Esa audacia serán y loco empeño,

 

De combatir así vuestro Monarca

 

     A la manera, entonces, que el gran astro

 

De las luces autor, ya completada

 

Su abrasante carrera, con un fuego

 

Lucir se ve más dulce, allá a la raya,

 

Del remoto Occidente, do más grande

 

A los ojos parece, que se escapa

 

Lejos ya de nosotros; así lejos

 

También ya de París y sus murallas,

 

El Héroe se retira, el alma llena

 

Del Rey santo y del Dios, que le enviaba.

 

Hacia Vincenes marcha, en que allá un día,

 

Justas leyes al Pueblo pronunciara,

 

De una encina, el Gran Luis, al pie sentado.

 

¡Cuanta fue, desde entonces, tu mudanza,

 

O Vincenes, paraje amable un tiempo!

 

Tú, no eres hoy ya más, que abominada

 

Negra prisión de Estado, viejo fuerte, 53

 

De despecho lugar, do veces tantas,

 

A despeñarse vienen y sumirse,

 

De cumbres del poder y la privanza,

 

Arrogantes ministros y magnates,

 

Que allá un día lucieran y tronaban

 

Sobre nuestras cabezas, y viviendo

 

De la corte entre escollos y borrascas,

 

Por un hado inconstante, de opresores

 

A oprimidos pasar se les miraba,

 

Y a humillados no menos de soberbios,

 

Siendo el horror del pueblo veces varias,

 

Y otras, siendo su amor.
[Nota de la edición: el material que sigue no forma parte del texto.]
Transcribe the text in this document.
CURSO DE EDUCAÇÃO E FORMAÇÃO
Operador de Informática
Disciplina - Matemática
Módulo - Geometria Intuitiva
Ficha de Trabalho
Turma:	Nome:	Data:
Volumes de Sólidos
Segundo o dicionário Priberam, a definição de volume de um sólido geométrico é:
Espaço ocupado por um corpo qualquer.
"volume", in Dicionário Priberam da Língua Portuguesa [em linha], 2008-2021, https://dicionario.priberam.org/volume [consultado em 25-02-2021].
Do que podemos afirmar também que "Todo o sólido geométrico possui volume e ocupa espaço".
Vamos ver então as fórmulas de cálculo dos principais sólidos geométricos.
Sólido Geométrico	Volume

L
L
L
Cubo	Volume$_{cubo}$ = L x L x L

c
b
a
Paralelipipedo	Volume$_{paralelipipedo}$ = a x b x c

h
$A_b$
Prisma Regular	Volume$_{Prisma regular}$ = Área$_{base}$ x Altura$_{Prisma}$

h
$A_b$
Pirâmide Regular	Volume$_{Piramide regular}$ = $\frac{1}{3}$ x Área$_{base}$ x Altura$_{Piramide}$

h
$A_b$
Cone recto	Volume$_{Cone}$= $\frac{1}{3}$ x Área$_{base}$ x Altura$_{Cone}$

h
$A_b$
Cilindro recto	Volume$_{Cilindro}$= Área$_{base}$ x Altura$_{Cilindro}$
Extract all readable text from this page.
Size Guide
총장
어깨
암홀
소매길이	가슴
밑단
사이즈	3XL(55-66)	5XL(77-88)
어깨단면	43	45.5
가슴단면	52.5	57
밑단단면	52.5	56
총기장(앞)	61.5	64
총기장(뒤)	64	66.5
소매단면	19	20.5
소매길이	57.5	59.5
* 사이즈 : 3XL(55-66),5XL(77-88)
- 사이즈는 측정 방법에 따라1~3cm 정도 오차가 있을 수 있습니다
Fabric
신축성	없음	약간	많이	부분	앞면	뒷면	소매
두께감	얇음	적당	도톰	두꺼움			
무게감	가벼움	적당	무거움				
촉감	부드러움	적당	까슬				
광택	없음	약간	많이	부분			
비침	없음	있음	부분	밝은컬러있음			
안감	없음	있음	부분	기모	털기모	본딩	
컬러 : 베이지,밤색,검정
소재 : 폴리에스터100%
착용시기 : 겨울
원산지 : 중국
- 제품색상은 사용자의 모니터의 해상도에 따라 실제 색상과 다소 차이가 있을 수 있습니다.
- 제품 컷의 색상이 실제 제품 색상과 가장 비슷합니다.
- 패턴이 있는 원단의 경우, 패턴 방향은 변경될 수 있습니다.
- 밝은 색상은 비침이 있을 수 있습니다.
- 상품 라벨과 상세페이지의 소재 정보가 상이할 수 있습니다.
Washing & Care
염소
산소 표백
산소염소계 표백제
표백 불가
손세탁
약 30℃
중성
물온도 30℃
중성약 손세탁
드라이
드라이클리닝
Del Occidente,

 

Do se forman las sombras, ya se avanza

 

A desplegar la noche el negro manto

 

Sobre el triste París, y así recata

 

Al mísero mortal, en tan sangrienta

 

Horrorosa mansión, fieras batallas,

 

Y tendidos cadáveres, que ha visto

 

La luz de un día fúnebre turbada.



FIN DEL CANTO SEXTO




51.      (Mortales.) El editor ha creído conveniente suprimir aquí la nota del traductor por cuanto en ella se limitaba a defender al tribunal de la Inquisición. (N. del e.)



52.      [Levántase.] El mismo virtuoso Potiér de quien se habla en el canto IV.



53.      [Negra.] Es bien sabido que este castillo de Vincenes era el destino de tantos ilustres prisioneros como los cardenales Richelieu y Mazarino encerraban en él.